What Is Passed Dividend?

An in-depth explanation of 'Passed Dividend,' its significance in finance, its types, historical context, and its impact on shareholders.

Passed Dividend: Understanding Missed Dividend Payments

A Passed Dividend, also known as an Omitted Dividend, refers to a dividend that is typically paid on common shares but which the board of directors decides not to declare. This usually happens due to financial difficulties faced by a company. The phenomenon can also occur with cumulative preferred stock, where the missed dividends accrue and are expected to be paid out in the future once the company’s financial situation improves.

Financial Implications

Impact on Common Shares

When a company decides to pass on dividends for common shares, it often signals financial distress. Shareholders depend on dividends as a source of income, and a passed dividend can lead to a decline in investor confidence and potentially lower stock prices.

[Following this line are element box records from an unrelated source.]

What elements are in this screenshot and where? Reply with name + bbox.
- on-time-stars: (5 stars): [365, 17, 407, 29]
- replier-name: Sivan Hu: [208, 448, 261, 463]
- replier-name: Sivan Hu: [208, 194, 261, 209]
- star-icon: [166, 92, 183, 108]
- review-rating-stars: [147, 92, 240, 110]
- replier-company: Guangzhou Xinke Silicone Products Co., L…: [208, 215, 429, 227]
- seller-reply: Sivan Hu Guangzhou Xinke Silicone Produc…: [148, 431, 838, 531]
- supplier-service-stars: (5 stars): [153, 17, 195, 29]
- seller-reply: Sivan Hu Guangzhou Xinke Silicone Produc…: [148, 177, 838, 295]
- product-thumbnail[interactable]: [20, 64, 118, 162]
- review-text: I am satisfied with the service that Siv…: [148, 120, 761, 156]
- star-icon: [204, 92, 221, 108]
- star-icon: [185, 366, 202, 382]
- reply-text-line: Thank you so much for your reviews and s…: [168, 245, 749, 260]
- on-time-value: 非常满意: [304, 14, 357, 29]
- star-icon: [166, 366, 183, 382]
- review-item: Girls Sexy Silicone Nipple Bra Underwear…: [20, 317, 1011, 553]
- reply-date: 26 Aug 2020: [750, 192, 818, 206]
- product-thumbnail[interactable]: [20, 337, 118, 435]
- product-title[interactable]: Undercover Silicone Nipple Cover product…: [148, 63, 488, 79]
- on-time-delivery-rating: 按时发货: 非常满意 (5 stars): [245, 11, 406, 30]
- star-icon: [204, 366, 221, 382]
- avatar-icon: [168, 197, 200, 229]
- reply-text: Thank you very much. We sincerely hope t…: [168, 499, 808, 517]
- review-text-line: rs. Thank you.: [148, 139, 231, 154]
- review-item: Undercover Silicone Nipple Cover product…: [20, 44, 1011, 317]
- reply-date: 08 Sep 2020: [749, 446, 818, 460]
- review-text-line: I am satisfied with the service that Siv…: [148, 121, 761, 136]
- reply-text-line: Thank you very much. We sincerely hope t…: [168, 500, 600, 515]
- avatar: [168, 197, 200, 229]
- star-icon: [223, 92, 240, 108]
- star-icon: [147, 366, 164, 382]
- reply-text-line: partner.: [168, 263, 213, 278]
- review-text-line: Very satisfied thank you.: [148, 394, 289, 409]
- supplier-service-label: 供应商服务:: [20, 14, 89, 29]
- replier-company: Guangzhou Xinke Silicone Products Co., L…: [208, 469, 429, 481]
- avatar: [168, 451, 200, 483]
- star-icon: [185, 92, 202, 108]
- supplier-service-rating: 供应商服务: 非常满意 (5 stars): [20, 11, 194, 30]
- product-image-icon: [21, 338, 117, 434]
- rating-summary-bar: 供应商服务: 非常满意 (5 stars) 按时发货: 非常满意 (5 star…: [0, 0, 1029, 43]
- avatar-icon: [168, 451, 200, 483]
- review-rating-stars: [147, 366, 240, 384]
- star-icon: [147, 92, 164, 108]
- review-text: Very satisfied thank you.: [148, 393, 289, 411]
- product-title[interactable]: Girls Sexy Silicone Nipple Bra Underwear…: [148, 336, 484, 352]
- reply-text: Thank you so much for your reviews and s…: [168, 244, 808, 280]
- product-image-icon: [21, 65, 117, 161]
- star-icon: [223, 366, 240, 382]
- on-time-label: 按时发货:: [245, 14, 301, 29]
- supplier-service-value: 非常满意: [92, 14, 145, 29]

Cumulative Preferred Stock

For cumulative preferred stock, a passed dividend does not vanish but instead accumulates. The accumulated dividends must be paid out before any dividends can be paid to common shareholders. This provides a certain level of protection to preferred shareholders.

Example

1Consider a company with cumulative preferred stocks promising an annual dividend of $5 per share. If the company fails to pay the dividend in 2023, shareholders are entitled to this $5 in addition to any future dividends before common shareholders receive anything.

Types of Dividends

  • Common Shares Dividend: Typically dependent on company performance, declared and paid regularly.
  • Preferred Shares Dividend: These often have fixed rates and are prioritized over common shares but vary in terms of cumulative or non-cumulative nature.

Special Considerations

  • Financial Health: A passed dividend is a strong indicator of a company’s financial health and impacts investor sentiment.
  • Dividend Policies: The board of directors’ policies on dividends can significantly influence shareholders’ returns and expectations.

Historical Context

Dividends have been a crucial part of investor returns since the inception of stock markets. The decision to pass a dividend, although necessary in times of financial strain, has been historically perceived as a negative indicator of a company’s financial status.

Applicability and Comparisons

Applicability

Passed dividends are particularly relevant to long-term investors focused on income generation through dividends. The ramifications are different for those holding common shares versus cumulative preferred stocks.

Comparisons

  • Omitted Dividend (synonym): Used interchangeably with passed dividend, emphasizing the act of not declaring a regular dividend.
  • Non-Cumulative Preferred Stock: In contrast to cumulative, any missed dividends are not owed in the future.

FAQs

What should investors do if a company passes a dividend?

Investors should re-assess the financial health and long-term prospects of the company. Passed dividends can indicate financial trouble, and it may be prudent to rebalance one’s investment portfolio.

Are passed dividends common?

It varies by industry and financial cycles. In economically challenging times, more companies may pass dividends to conserve cash.

How does a passed dividend affect stock prices?

Generally, it leads to a decline in stock prices as the market views it as a sign of underlying financial issues.

References

  1. “Dividends: A Captivating History”, Financial Times, 2023.
  2. “Understanding Dividends: A Comprehensive Guide”, Investopedia, 2022.
  3. “Corporate Finance: Theory and Practice”, by Aswath Damodaran, 2011.

Summary

A passed dividend is a critical concept in finance, signaling financial distress and affecting investor confidence. Its implications differ based on whether the shares are common or cumulative preferred, with the latter having protective measures for shareholders. Understanding passed dividends helps investors make informed decisions, especially in evaluating the financial health and future prospects of their investments.